Wooden walls and flooring. Wooden beams along the top. The smallest beam of light filtered from across the room, angling down through a small hexagonal window.

“Scanlon always had so many secrets,” Evan said, more to himself than me, but I read his lips .

I turned sharply toward him. “What do you mean?”

He hesitated, then shrugged, too casually. “People talk. You know how small towns are.”

I studied him for a moment. “I don’t , actually. I didn’t grow up here.”

Evan looked away. “Just…stories, that’s all.”

My hands curled into fists at my sides. “Stories about him?”

He met my gaze again, but there was something unreadable in his eyes now. “That he wasn’t what he seemed.
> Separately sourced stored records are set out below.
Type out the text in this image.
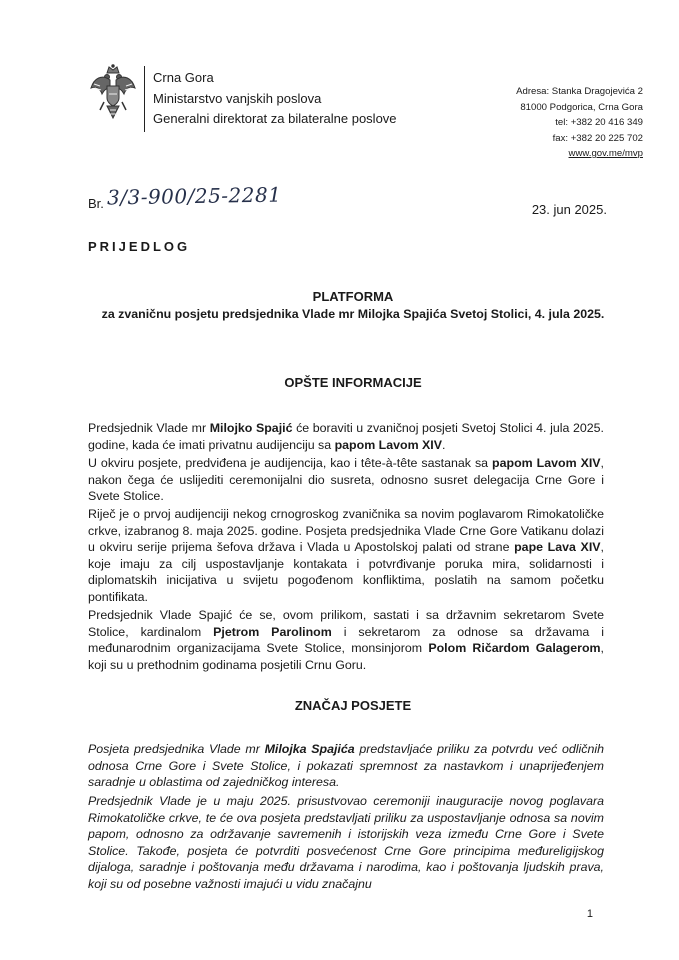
Crna Gora
Ministarstvo vanjskih poslova
Generalni direktorat za bilateralne poslove
Adresa: Stanka Dragojevića 2
81000 Podgorica, Crna Gora
tel: +382 20 416 349
fax: +382 20 225 702
www.gov.me/mvp
Br. 3/3-900/25-2281	23. jun 2025.
PRIJEDLOG
PLATFORMA
za zvaničnu posjetu predsjednika Vlade mr Milojka Spajića Svetoj Stolici, 4. jula 2025.
OPŠTE INFORMACIJE
Predsjednik Vlade mr Milojko Spajić će boraviti u zvaničnoj posjeti Svetoj Stolici 4. jula 2025. godine, kada će imati privatnu audijenciju sa papom Lavom XIV.
U okviru posjete, predviđena je audijencija, kao i tête-à-tête sastanak sa papom Lavom XIV, nakon čega će uslijediti ceremonijalni dio susreta, odnosno susret delegacija Crne Gore i Svete Stolice.
Riječ je o prvoj audijenciji nekog crnogroskog zvaničnika sa novim poglavarom Rimokatoličke crkve, izabranog 8. maja 2025. godine. Posjeta predsjednika Vlade Crne Gore Vatikanu dolazi u okviru serije prijema šefova država i Vlada u Apostolskoj palati od strane pape Lava XIV, koje imaju za cilj uspostavljanje kontakata i potvrđivanje poruka mira, solidarnosti i diplomatskih inicijativa u svijetu pogođenom konfliktima, poslatih na samom početku pontifikata.
Predsjednik Vlade Spajić će se, ovom prilikom, sastati i sa državnim sekretarom Svete Stolice, kardinalom Pjetrom Parolinom i sekretarom za odnose sa državama i međunarodnim organizacijama Svete Stolice, monsinjorom Polom Ričardom Galagerom, koji su u prethodnim godinama posjetili Crnu Goru.
ZNAČAJ POSJETE
Posjeta predsjednika Vlade mr Milojka Spajića predstavljaće priliku za potvrdu već odličnih odnosa Crne Gore i Svete Stolice, i pokazati spremnost za nastavkom i unaprijeđenjem saradnje u oblastima od zajedničkog interesa.
Predsjednik Vlade je u maju 2025. prisustvovao ceremoniji inauguracije novog poglavara Rimokatoličke crkve, te će ova posjeta predstavljati priliku za uspostavljanje odnosa sa novim papom, odnosno za održavanje savremenih i istorijskih veza između Crne Gore i Svete Stolice. Takođe, posjeta će potvrditi posvećenost Crne Gore principima međureligijskog dijaloga, saradnje i poštovanja među državama i narodima, kao i poštovanja ljudskih prava, koji su od posebne važnosti imajući u vidu značajnu
1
That this place wasn’t either.” He nodded to the secret room. “I think this proves the locals had been right about the man.”

“I never heard any of those stories,” I signed quickly while I spoke, frustration burning in my chest.

He watched my hands and frowned. “How could you hear what people said behind you?” he asked. “You couldn’t. You were kept in the dark.”

I flinched, not because he was wrong, but because he was right .

I’d lived in silence. I still did. The world spoke in whispers, and I missed half of them. How much information had I missed during the five summers I stayed here?

The cold crept out from the open passage like an exhaling breath. I stepped closer into the dark, letting its next inhale pull me in—into Scanlon’s secrets that awaited me.